I Dream of Malls and Death
I hopped out of the van with AJ and the baby. The scene was explosive and confusing. Football players on the west side of the lawn, along with cheerleaders using sex to help the team win the game. On the east side was a concert. Right brained kids in tight pants and scarves jumping around like five year olds after too much candy, and a considerably cooler guy on stage running around, screaming things into a microphone and pointing out girls he’d like to make his “muse” after the show.
We went into the shopping mall who’s south entryway opened up to the madness on the great lawn. It looked like Black Friday or two days before Christmas in there. People bustled about, in generally good spirits. Because when you’re buying new stuff, you’re reinventing who you are for a minute.
Soon my roommate Elijah joined us on our walk around the mall. He was a welcome sight, with his handsome features and messy dreadlocks, tanned skin from outdoor adventures and jeans ripped at the knee.
Before I knew what happened, Elijah and I were separated from AJ and the baby. Once he had joined us, I hardly even noticed they were with us. But AJ had driven so we decided to split up to find them. I went out the wrong exit and ended up in what looked like an office building. Fake wood doors with gold name plates pasted on them flashed passed me as I ran towards an exit. That familiar feeling of panic stretched through my lungs. It was like being back stage at the circus, dreary and depressing.
I finally got out to the great lawn again. Some football team in blue and red had won whatever championship they were playing for and fireworks were exploding because of it. I walked passed two girls talking on their cell phones. One girl was talking about a tall telephone line that just fallen down. It was a big deal because of how tall it was. She suspected a lot of damage had been done because of it. The people on the football field hadn’t seemed to notice.
Then I heard AJ, like she was on the phone and I was a neighbor who’s line had gotten crossed with hers and could listen in. She was saying that Elijah and the baby were dead, that the telephone line had gotten Elijah and she had to drive her dead family home.

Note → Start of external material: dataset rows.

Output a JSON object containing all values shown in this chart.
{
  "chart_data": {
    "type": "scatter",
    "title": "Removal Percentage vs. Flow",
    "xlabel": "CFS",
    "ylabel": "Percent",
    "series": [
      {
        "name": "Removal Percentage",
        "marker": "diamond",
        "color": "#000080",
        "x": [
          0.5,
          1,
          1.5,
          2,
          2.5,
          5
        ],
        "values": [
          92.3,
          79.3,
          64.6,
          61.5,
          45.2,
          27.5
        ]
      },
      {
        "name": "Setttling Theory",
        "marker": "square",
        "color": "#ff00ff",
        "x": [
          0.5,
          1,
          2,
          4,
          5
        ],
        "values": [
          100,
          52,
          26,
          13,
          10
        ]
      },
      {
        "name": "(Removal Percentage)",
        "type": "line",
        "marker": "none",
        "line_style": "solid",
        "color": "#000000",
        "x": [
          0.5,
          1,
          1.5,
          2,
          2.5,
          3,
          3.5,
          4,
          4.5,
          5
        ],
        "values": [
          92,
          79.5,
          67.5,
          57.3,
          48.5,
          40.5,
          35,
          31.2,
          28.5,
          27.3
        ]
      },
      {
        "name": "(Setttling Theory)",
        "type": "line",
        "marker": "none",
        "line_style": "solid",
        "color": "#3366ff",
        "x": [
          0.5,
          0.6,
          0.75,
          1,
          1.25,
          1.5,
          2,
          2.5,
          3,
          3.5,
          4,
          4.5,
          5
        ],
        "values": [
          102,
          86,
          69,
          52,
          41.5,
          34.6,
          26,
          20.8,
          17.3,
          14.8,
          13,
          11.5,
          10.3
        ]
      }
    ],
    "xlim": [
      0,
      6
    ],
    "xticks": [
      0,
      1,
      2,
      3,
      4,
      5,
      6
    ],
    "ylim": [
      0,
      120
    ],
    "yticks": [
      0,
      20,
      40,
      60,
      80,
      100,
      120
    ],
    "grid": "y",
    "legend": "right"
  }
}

Horrified I started to walk faster. AJ’s voice had dissipated and all I could think to do was run to the back of the mall. I saw her purple mini van driving on the grass towards me. I slowed and didn’t know what else to do but cry. My bottom lip and chin crumpled up in that involuntary way and I saw her face contort too. She shook her head. I walked up to the van and opened the front door. I saw a car seat and next to it was Elijah. He looked like he was asleep and still just as beautiful as he was in life. No scaring, no blood. His skin was a milky version of what it once was, like when you go to a viewing and the person in the casket looks like a wax figure. I started to cry harder and as AJ started to tell me what happened all I could say was “no” over and over and over again. Like it would change something about the dead body sitting rigid yet peaceful in the back seat. I can’t remember what else she said, my ears started humming and before she could tell me about the baby, the one I barely felt I knew but couldn’t bare to hear was dead, I started shouting “WAKE UP WAKE UP WAKE UP!”
I was in my bed, pressed up against the wall with sheets twisted around my head while tears, hot and mournful, still spilled from eyes. I sat up and looked out my window, it was still dark but already morning. I wanted to run downstairs to see him, hug him, or just touch his dark arm. But how do you tell someone you just saw them die? I laid in bed thinking that more sleep was an impossibility and contemplating this newfound intense affection I had for the boy that lived down stairs, the kind you feel when someone you thought you lost forever comes back. A prodigal affection. How thankful I was that his organs were still warm and vital and that his hands were still cracked and dirty with life.